Barbara was right that the taxi didn’t need to speed. Christopher finally showed up at 7 p.m., exactly twelve hours after the water broke. We could have walked to the hospital, stopped for waffles and hash browns, and still had plenty of time to spare.
Months earlier, when we had learned that Barbara was pregnant, I had serious doubts about whether I could handle being in the delivery room. Today, wild horses couldn’t have dragged me out of there.
Following the miracle of birth, they got Barbara settled in her room.
A nurse showed us how to swaddle an infant. She did a beautiful job, but he still managed to stick his tiny fingers out of the blanket. The doctor came in to see if everything was okay. He asked what I liked to drink, and I said gin.
“Go home and have a big martini,” he said. “That’s what I’m going to do.”
When they took Christopher away from us for the night, I set about calling parents, siblings and in-laws, with the welcome news. About 10 p.m. they threw me out and said Barbara needed her sleep.
As she drifted off, the exhausted new mom asked if I would bring her some chocolate chip cookies when I came the next morning. They sounded good.
Cookies? That’s it? Hell, I would have brought her the Plaza Hotel.
I walked through the hospital lobby and climbed into a cab. I was wrung out.
(Me, left, Christopher, right)
For my first time in six years as a New Yorker, a taxi driver offered to hook me up. “You want to party, buddy? I can make that happen.”
I burst out laughing at the absurdity. There was already a party going on in my head, and it wasn’t anything like what the cabbie had planned.

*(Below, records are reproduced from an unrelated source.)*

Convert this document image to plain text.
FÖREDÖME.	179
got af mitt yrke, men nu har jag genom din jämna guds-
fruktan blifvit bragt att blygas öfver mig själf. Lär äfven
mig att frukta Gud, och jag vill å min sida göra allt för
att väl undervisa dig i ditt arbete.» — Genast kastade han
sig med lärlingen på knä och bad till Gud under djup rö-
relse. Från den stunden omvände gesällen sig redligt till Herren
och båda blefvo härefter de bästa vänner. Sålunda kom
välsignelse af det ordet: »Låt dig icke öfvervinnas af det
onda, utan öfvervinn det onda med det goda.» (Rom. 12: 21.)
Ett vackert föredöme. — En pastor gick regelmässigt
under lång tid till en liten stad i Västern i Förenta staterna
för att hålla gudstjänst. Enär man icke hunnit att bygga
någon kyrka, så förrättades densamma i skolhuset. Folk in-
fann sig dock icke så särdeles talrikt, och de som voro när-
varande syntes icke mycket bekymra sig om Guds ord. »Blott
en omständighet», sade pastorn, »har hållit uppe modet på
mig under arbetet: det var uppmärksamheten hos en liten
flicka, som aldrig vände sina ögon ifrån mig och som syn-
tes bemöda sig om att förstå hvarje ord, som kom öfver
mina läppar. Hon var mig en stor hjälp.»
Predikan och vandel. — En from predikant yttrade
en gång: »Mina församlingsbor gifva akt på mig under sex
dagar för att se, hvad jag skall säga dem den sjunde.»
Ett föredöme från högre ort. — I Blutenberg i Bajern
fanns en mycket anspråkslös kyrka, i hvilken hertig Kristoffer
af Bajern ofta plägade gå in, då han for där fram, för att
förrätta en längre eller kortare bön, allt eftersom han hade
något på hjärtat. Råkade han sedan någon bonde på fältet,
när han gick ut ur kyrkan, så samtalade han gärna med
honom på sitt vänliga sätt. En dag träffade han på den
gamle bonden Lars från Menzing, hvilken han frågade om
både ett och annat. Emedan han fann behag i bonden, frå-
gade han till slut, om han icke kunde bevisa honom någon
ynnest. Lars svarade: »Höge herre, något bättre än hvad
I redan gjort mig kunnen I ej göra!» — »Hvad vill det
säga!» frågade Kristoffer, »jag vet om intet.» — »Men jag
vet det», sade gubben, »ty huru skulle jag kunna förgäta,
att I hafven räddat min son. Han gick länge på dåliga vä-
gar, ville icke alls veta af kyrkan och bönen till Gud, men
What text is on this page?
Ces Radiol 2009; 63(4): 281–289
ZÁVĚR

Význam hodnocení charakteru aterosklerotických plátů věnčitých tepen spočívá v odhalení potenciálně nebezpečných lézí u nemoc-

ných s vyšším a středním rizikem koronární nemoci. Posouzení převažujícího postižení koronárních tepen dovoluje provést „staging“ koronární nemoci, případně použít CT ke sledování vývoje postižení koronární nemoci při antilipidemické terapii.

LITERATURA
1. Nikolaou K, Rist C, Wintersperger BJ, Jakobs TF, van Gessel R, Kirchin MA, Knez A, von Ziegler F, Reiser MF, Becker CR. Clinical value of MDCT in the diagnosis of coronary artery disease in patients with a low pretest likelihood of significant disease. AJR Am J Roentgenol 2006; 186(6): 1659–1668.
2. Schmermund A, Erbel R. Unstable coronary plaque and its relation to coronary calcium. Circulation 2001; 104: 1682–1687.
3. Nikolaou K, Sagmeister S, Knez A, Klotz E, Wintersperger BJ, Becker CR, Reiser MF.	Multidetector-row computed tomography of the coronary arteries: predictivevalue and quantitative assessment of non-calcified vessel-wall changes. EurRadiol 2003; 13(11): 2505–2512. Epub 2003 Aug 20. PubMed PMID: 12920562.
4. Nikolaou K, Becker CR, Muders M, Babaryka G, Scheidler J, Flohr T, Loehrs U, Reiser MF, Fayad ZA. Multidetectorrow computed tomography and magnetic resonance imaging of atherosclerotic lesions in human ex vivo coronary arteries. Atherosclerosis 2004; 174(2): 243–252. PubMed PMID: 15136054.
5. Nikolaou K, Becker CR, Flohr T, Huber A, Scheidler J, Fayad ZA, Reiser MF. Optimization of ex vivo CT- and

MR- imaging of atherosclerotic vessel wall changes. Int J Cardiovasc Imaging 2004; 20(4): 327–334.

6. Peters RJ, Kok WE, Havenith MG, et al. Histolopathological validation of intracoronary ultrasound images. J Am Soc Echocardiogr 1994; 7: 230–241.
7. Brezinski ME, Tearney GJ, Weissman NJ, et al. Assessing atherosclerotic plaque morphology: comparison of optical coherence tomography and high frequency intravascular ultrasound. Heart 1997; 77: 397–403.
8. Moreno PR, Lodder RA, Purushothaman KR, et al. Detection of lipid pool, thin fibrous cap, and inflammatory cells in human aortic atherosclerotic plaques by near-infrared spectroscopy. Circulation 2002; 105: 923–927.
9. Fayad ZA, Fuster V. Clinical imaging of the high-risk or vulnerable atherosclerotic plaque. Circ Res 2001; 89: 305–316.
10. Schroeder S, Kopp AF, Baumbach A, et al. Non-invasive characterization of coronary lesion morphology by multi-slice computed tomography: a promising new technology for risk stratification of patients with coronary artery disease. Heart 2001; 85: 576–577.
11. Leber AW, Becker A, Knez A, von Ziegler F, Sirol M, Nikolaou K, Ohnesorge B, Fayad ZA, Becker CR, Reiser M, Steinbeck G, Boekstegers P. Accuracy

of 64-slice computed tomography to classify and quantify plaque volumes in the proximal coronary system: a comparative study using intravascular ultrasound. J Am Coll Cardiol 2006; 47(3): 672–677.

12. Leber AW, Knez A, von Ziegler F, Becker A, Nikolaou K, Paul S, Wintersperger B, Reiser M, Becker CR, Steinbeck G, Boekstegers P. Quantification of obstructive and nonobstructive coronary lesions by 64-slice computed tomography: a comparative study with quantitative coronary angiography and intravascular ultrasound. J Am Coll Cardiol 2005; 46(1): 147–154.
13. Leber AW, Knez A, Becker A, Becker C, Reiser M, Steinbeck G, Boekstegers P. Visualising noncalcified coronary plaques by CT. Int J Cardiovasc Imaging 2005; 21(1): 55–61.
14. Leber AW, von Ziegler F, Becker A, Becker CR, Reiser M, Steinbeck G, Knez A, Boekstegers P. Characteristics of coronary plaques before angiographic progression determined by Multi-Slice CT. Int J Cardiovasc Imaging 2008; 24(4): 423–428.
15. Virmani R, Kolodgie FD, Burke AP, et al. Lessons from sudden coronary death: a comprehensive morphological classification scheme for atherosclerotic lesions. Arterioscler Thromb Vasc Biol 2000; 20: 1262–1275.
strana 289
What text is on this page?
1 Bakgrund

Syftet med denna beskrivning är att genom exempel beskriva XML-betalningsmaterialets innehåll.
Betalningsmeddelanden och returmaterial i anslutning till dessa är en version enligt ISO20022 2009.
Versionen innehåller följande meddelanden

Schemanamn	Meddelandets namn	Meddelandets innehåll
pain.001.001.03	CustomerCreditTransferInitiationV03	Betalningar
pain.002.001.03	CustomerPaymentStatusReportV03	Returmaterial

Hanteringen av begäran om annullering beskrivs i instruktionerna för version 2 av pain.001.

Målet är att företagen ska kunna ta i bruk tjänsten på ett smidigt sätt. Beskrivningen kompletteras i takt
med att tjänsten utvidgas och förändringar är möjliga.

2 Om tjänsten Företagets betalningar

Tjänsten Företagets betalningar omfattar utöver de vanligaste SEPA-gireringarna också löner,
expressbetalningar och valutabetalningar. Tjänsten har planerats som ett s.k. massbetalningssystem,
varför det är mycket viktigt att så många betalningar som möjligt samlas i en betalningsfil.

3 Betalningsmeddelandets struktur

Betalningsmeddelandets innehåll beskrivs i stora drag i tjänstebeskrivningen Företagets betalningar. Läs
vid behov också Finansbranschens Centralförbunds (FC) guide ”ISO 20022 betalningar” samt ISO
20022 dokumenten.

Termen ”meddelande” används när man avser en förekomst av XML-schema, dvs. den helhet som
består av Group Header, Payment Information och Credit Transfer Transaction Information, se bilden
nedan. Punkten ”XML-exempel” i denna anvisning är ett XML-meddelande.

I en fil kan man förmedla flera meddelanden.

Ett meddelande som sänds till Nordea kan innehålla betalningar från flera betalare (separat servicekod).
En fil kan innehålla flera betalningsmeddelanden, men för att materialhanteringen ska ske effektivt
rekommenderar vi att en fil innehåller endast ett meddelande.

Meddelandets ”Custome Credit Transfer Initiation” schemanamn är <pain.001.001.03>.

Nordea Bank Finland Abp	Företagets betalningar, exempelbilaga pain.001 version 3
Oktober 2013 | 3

When I got home, I began calling everyone else. Close friends, casual acquaintances, random wrong numbers. I called our Lamaze instructor. She reminded me there was still one class left in our course, but she guessed we didn’t have to come.
When it became obscenely late in the United States, but I still wanted to spread the word, I called a friend in Beijing. The connection wasn’t great, but I’m pretty sure he was happy for us.
The enormity of the day’s events still hadn’t hit me. I knew a trebuchet load of emotional wallop was hurtling my way, I just didn’t know when to expect it, or how to duck.
About 1 a.m. I mixed that martini the doctor had prescribed. I couldn’t remember when I had last eaten.
At 5 a.m., still riding my emotional high, I walked to the all-night supermarket half a block from our building to buy ingredients for the cookies.
I assembled them on a butcher-block table in our tiny kitchen. These needed to be some great cookies. The best cookies ever made. I used a cleaver to hack bars of Ghirardelli Chocolate into generous chunks.
But something was missing. Oh, that’s right, Christmas was missing. I realized it was now December 23. The next day would be Christmas Eve, and suddenly I was doing “A Christmas Carol,” full throttle.
I was like, “Lad, here’s a farthing, go and fetch me a fine, fat goose!” Not the exact quote, I know, but close enough.
Where was the holiday spirit? I needed music. I remembered that a friend had lent me an Emmylou Harris Christmas album which I hadn’t yet listened to.
Dropping the black vinyl platter onto my turntable, I cranked up the speakers and returned to my dough. The first couple of songs were okay. Familiar stuff.
The next one, “Angel Eyes,” was new to me, and it resonated mightily. Before I could even stop to think about it, there I was, mixing up gooey gratitude in a stainless-steel bowl as tears cascaded from sleepless red eyes.
Angel eyes, stardust nights
The blues you can live without
It's not what your song's about
Angel eyes, angel eyes
Tell me what would we do
Without, the light from angel eyes?
I know that my wife and son will never get what that song says to me, or hear it the way I hear it, but that’s fine. It is my own personal one-man Christmas tradition, and I understand. It carries me back to a frosty December morning when a solitary baker lost it, six floors above the icy Hudson River.
I listen to it every December, in private, and it always ends the same. It ends in joy.
Not enough tissues in the house for this one. It’s why we all adore you, Bob.
Bob, thanks for helping me get into the seasonal spirit. "What child is this?" Christopher, you are a lucky man to have your own Christmas story.